EARLY MICROBIAL CEMENTS – IMPLICATIONS FOR MARINE DIAGENESIS AND ROCK PHYSICS (Invited Presentation)
Samples for this study consist of intraclasts from active portions of the ooid shoals of Schooners Cay, Joulters Cay and hardground samples from the oolitic tidal bar belt in the Tongue of the Ocean as well as stromatolites and cemented seafloor pavements from Hamelin Pool in Australia. In all samples, grain to grain contacts are colonized by diverse microbial forms and biofilm-EPS. EPS is subsequently replaced by nanograins precipitates that act as nucleation centers for micrite and fine mesh of aragonite needle-like crystals. A second path of producing micritic-bridging cement is through passive mineralization along the negatively charge microbial cell walls, which act as mineralizing templates for crystal growth. The thereby produced micritic cements fuse the grains together to form the template for subsequent marine cements like acicular aragonite needles. These findings imply that early cementation in the marine realm appears to be initially governed by a biological driven mechanisms and questions the assumption that the assumption that early cements are non-biologically mediated.

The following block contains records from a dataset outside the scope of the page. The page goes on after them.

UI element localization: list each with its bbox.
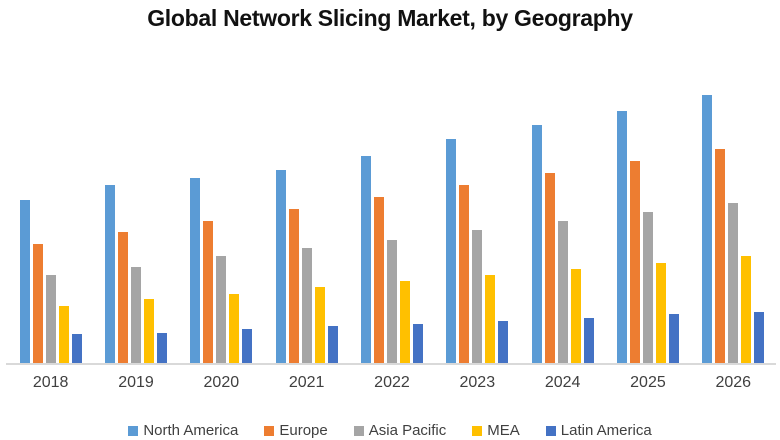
bar-asia-pacific-2025[interactable] (642, 212, 653, 364)
x-axis-labels: 2018 2019 2020 2021 2022 2023 2024 2025 2026 (8, 374, 776, 392)
x-axis-label-2023: 2023 (459, 374, 496, 391)
bar-group-2019 (93, 68, 178, 364)
legend-swatch-asia-pacific (353, 425, 364, 436)
legend-item-europe[interactable]: Europe (264, 422, 328, 439)
bar-asia-pacific-2020[interactable] (216, 256, 227, 364)
bar-group-2026 (691, 68, 776, 364)
bar-mea-2019[interactable] (143, 299, 154, 364)
bar-group-2023 (435, 68, 520, 364)
bar-north-america-2023[interactable] (446, 139, 457, 364)
bar-asia-pacific-2019[interactable] (130, 267, 141, 364)
legend-label-europe: Europe (279, 422, 328, 439)
bar-north-america-2019[interactable] (104, 185, 115, 364)
bar-north-america-2025[interactable] (616, 111, 627, 364)
bar-mea-2026[interactable] (741, 256, 752, 364)
legend-item-asia-pacific[interactable]: Asia Pacific (353, 422, 447, 439)
bar-latin-america-2026[interactable] (754, 311, 765, 364)
legend-item-mea[interactable]: MEA (472, 422, 520, 439)
bar-north-america-2020[interactable] (190, 178, 201, 364)
bar-group-2021 (264, 68, 349, 364)
legend-label-asia-pacific: Asia Pacific (368, 422, 447, 439)
x-axis-label-2022: 2022 (374, 374, 410, 391)
bar-mea-2018[interactable] (58, 306, 69, 364)
bar-asia-pacific-2021[interactable] (301, 248, 312, 364)
bar-north-america-2024[interactable] (531, 124, 542, 364)
bar-europe-2021[interactable] (288, 209, 299, 364)
bar-asia-pacific-2024[interactable] (557, 221, 568, 364)
bar-group-2022 (349, 68, 434, 364)
bar-mea-2022[interactable] (399, 280, 410, 364)
bar-asia-pacific-2018[interactable] (45, 275, 56, 364)
bar-europe-2023[interactable] (459, 185, 470, 364)
bar-north-america-2021[interactable] (275, 170, 286, 364)
bar-europe-2025[interactable] (629, 160, 640, 364)
bar-north-america-2018[interactable] (19, 199, 30, 364)
bar-europe-2026[interactable] (715, 148, 726, 364)
legend-swatch-mea (472, 425, 483, 436)
x-axis-line (6, 363, 776, 365)
bar-mea-2021[interactable] (314, 287, 325, 364)
bar-latin-america-2020[interactable] (242, 329, 253, 364)
legend-item-latin-america[interactable]: Latin America (545, 422, 652, 439)
chart-title: Global Network Slicing Market, by Geogra… (147, 5, 633, 31)
bar-mea-2025[interactable] (655, 263, 666, 364)
bar-latin-america-2025[interactable] (668, 314, 679, 364)
legend-label-mea: MEA (487, 422, 520, 439)
bar-asia-pacific-2023[interactable] (472, 229, 483, 364)
x-axis-label-2024: 2024 (544, 374, 581, 391)
x-axis-label-2026: 2026 (715, 374, 752, 391)
bar-asia-pacific-2022[interactable] (386, 240, 397, 364)
bar-europe-2022[interactable] (373, 197, 384, 364)
x-axis-label-2021: 2021 (288, 374, 325, 391)
bar-north-america-2026[interactable] (702, 94, 713, 364)
bar-north-america-2022[interactable] (360, 155, 371, 364)
x-axis-label-2019: 2019 (118, 374, 154, 391)
legend-item-north-america[interactable]: North America (128, 422, 238, 439)
x-axis-label-2025: 2025 (630, 374, 666, 391)
bar-latin-america-2022[interactable] (412, 323, 423, 364)
legend-swatch-north-america (128, 425, 139, 436)
bar-mea-2020[interactable] (229, 294, 240, 364)
bar-group-2020 (179, 68, 264, 364)
bar-latin-america-2018[interactable] (71, 334, 82, 364)
bar-europe-2018[interactable] (32, 244, 43, 364)
bar-europe-2019[interactable] (117, 232, 128, 364)
x-axis-label-2018: 2018 (32, 374, 69, 391)
bar-group-2024 (520, 68, 605, 364)
bar-europe-2020[interactable] (203, 221, 214, 364)
bar-latin-america-2024[interactable] (583, 318, 594, 364)
bar-mea-2023[interactable] (485, 275, 496, 364)
bar-latin-america-2023[interactable] (498, 320, 509, 364)
legend: North America Europe Asia Pacific MEA Latin … (0, 422, 780, 439)
legend-label-north-america: North America (143, 422, 239, 439)
bar-group-2018 (8, 68, 93, 364)
bar-latin-america-2019[interactable] (156, 333, 167, 364)
bar-group-2025 (605, 68, 690, 364)
x-axis-label-2020: 2020 (203, 374, 240, 391)
legend-label-latin-america: Latin America (560, 422, 652, 439)
bar-europe-2024[interactable] (544, 172, 555, 364)
legend-swatch-latin-america (545, 425, 556, 436)
bar-mea-2024[interactable] (570, 268, 581, 364)
plot-area (8, 68, 776, 364)
bar-asia-pacific-2026[interactable] (728, 202, 739, 364)
legend-swatch-europe (264, 425, 275, 436)
bar-latin-america-2021[interactable] (327, 326, 338, 364)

The micritic cements, although small in extent, produce a very strong fusing of the grains and dramatically alter the petrophysical behavior of the young rock. First, they make the rock resistant to compaction and thereby preserve primary porosity. The strong fusion of grains also increases the bulk and shear modulus, enabling the fast passage of acoustic waves. As a result, these rocks have a high velocity despite their high porosity. Because the porosity in these rocks are mostly intergranular, they also have a high permeability. If subsequent diagenesis does not fill the pore space with aragonite or calcite spar, these rocks have excellent reservoir quality to great burial depth.